- Acting Director for the Jamaica Information Service’s (JIS) Research, Print and Production Division, Celia Lindsay, is one three persons selected as 2019/20 Civil Servant of the Year.
- She copped the award after topping the field of entrants in the category of Management.
- The other winners are: Customer Service Manager at the Administrator General’s Department, Sophia Levy, who topped the field in the Middle Management category; and Administrative Assistant with the Jamaica Defence Force Coast Guard, Candice Daley, who won the Technical Support category.
Acting Director for the Jamaica Information Service’s (JIS) Research, Print and Production Division, Celia Lindsay, is one three persons selected as 2019/20 Civil Servant of the Year.
She copped the award after topping the field of entrants in the category of Management.
The other winners are: Customer Service Manager at the Administrator General’s Department, Sophia Levy, who topped the field in the Middle Management category; and Administrative Assistant with the Jamaica Defence Force Coast Guard, Candice Daley, who won the Technical Support category.
Each awardee received a plaque, citations, a cash prize of $200,000 along with a $150,000 allocation for a joint community project, courtesy of this year’s main sponsor, First Heritage Cooperative Credit Union Limited (FHC).
The presentations were made during Friday’s (November 15) Civil Servant of the Year awards ceremony at the Jamaica Pegasus Hotel in New Kingston.
The event was organized by the Civil Service Week Steering Committee in the Ministry of Finance and the Public Service. Keynote speaker was Portfolio Minister, Dr. the Hon, Nigel Clarke.
Ms. Lindsay, whose career spans some 20 years, described her selection as unexpected but humbling.

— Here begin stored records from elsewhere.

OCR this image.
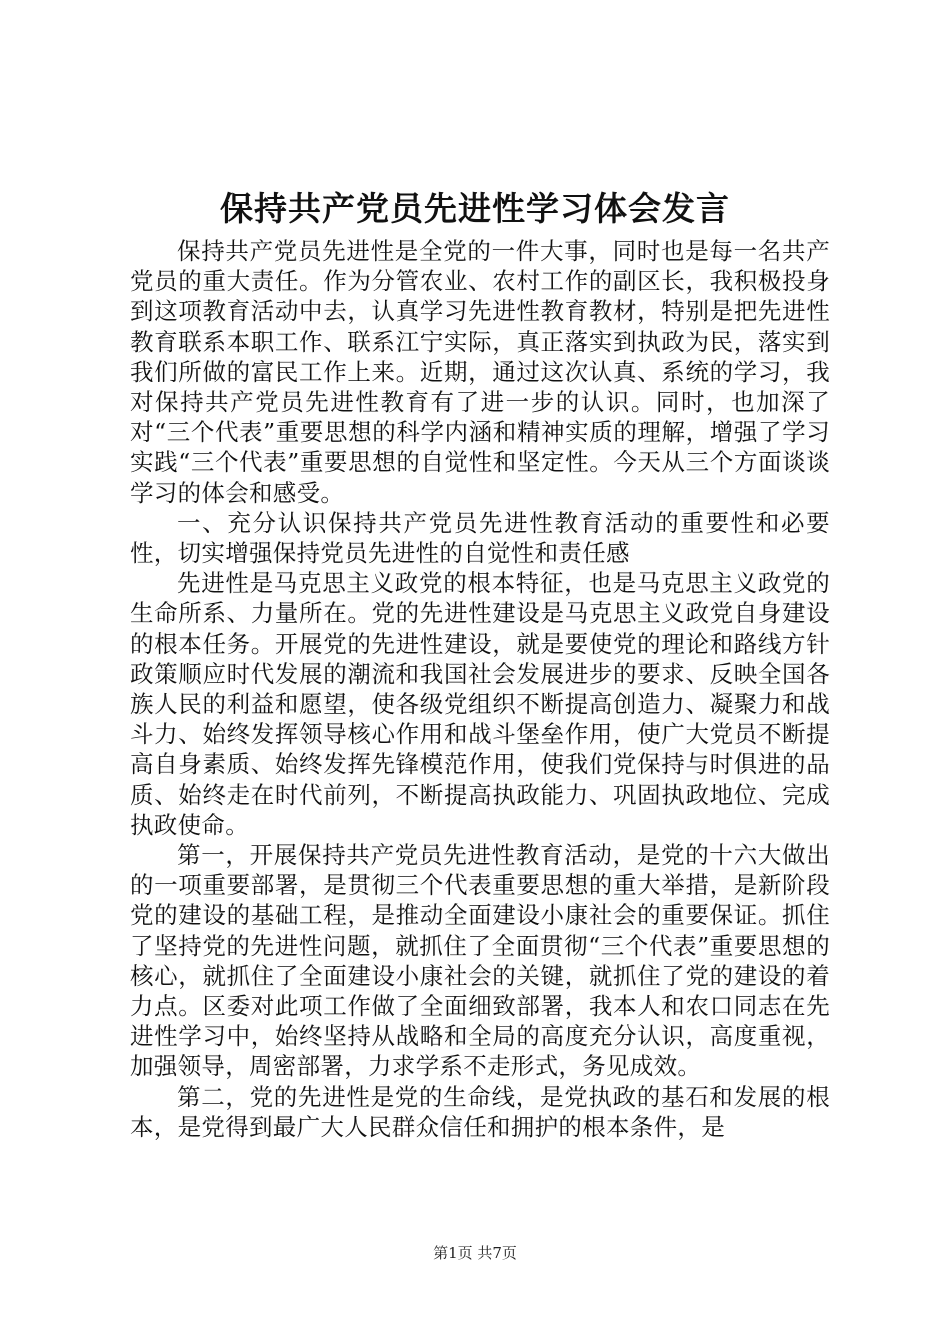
保持共产党员先进性学习体会发言

保持共产党员先进性是全党的一件大事，同时也是每一名共产党员的重大责任。作为分管农业、农村工作的副区长，我积极投身到这项教育活动中去，认真学习先进性教育教材，特别是把先进性教育联系本职工作、联系江宁实际，真正落实到执政为民，落实到我们所做的富民工作上来。近期，通过这次认真、系统的学习，我对保持共产党员先进性教育有了进一步的认识。同时，也加深了对“三个代表”重要思想的科学内涵和精神实质的理解，增强了学习实践“三个代表”重要思想的自觉性和坚定性。今天从三个方面谈谈学习的体会和感受。

一、充分认识保持共产党员先进性教育活动的重要性和必要性，切实增强保持党员先进性的自觉性和责任感

先进性是马克思主义政党的根本特征，也是马克思主义政党的生命所系、力量所在。党的先进性建设是马克思主义政党自身建设的根本任务。开展党的先进性建设，就是要使党的理论和路线方针政策顺应时代发展的潮流和我国社会发展进步的要求、反映全国各族人民的利益和愿望，使各级党组织不断提高创造力、凝聚力和战斗力、始终发挥领导核心作用和战斗堡垒作用，使广大党员不断提高自身素质、始终发挥先锋模范作用，使我们党保持与时俱进的品质、始终走在时代前列，不断提高执政能力、巩固执政地位、完成执政使命。

第一，开展保持共产党员先进性教育活动，是党的十六大做出的一项重要部署，是贯彻三个代表重要思想的重大举措，是新阶段党的建设的基础工程，是推动全面建设小康社会的重要保证。抓住了坚持党的先进性问题，就抓住了全面贯彻“三个代表”重要思想的核心，就抓住了全面建设小康社会的关键，就抓住了党的建设的着力点。区委对此项工作做了全面细致部署，我本人和农口同志在先进性学习中，始终坚持从战略和全局的高度充分认识，高度重视，加强领导，周密部署，力求学系不走形式，务见成效。

第二，党的先进性是党的生命线，是党执政的基石和发展的根本，是党得到最广大人民群众信任和拥护的根本条件，是

第1页 共7页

“I started out as a writer at the JIS. I moved on to King’s House [also] as writer, and [returned] to the JIS as Manager for the Research and Publications Department,” she said.
Ms. Lindsay indicated that she has always strived for excellence and endeavours to have the right approach to doing work that will benefit the nation.
“I always try to get what needs to be done… done, while maintaining the respect of [and for] my colleagues and staying focused on what has to be done,” she said.
Ms. Lindsay was also selected based on the extent to which she was adjudged to have positively influenced the lives of the persons with whom she interacts outside of work.
“I work with a range of persons through counselling and I [try to] make a difference to the quality of life they have by helping them to identify challenges, and also develop strategies that will improve on their current situation towards [attaining] change and a better quality of life,” she informed.
Ms. Lindsay advised that she is in the process of planning activities for her tenure as Civil Servant of the Year, and expressed the hope that these will positively impact other public sector groups across the island.
Dr. Clarke, in his address, congratulated the awardees while underscoring the importance of their roles.
“Your actions can lead to how people see government as an entity. Your role is important role… [as] without it, we don’t have a State,” he said.
Dr. Clarke said the Administration remains focused on further strengthening the public sector through the recruitment of people who are technically proficient and sharp, “because that is what it takes if we want Jamaica to achieve higher levels of greatness”.
“To get this requires action on the part of civil servants… but it also requires action on the part of Government. One of the things that I support is investing in our civil service so that we can continuously improve the effectiveness of our service delivery,” he added.
The partnership between FHC and the CSW Steering Committee has facilitated a revamping of the annual awards with an increase in the number of Civil Servant of the Year awardees to three, up from one for the previous 15 stagings.
FHC Chief Executive Officer, Roxann Linton, underscored the significance of this undertaking and the overall collaboration.
“We [FHC] saw it fit to increase our involvement this year, because of the important role civil servants play in the development of our nation. In fact, civil servants make up a large percentage of our membership at FHC. We salute them all and think it imperative that we acknowledge outstanding efforts in three areas [Technical Support, Middle Management and Management], which we consider to be prudent to society,” she said.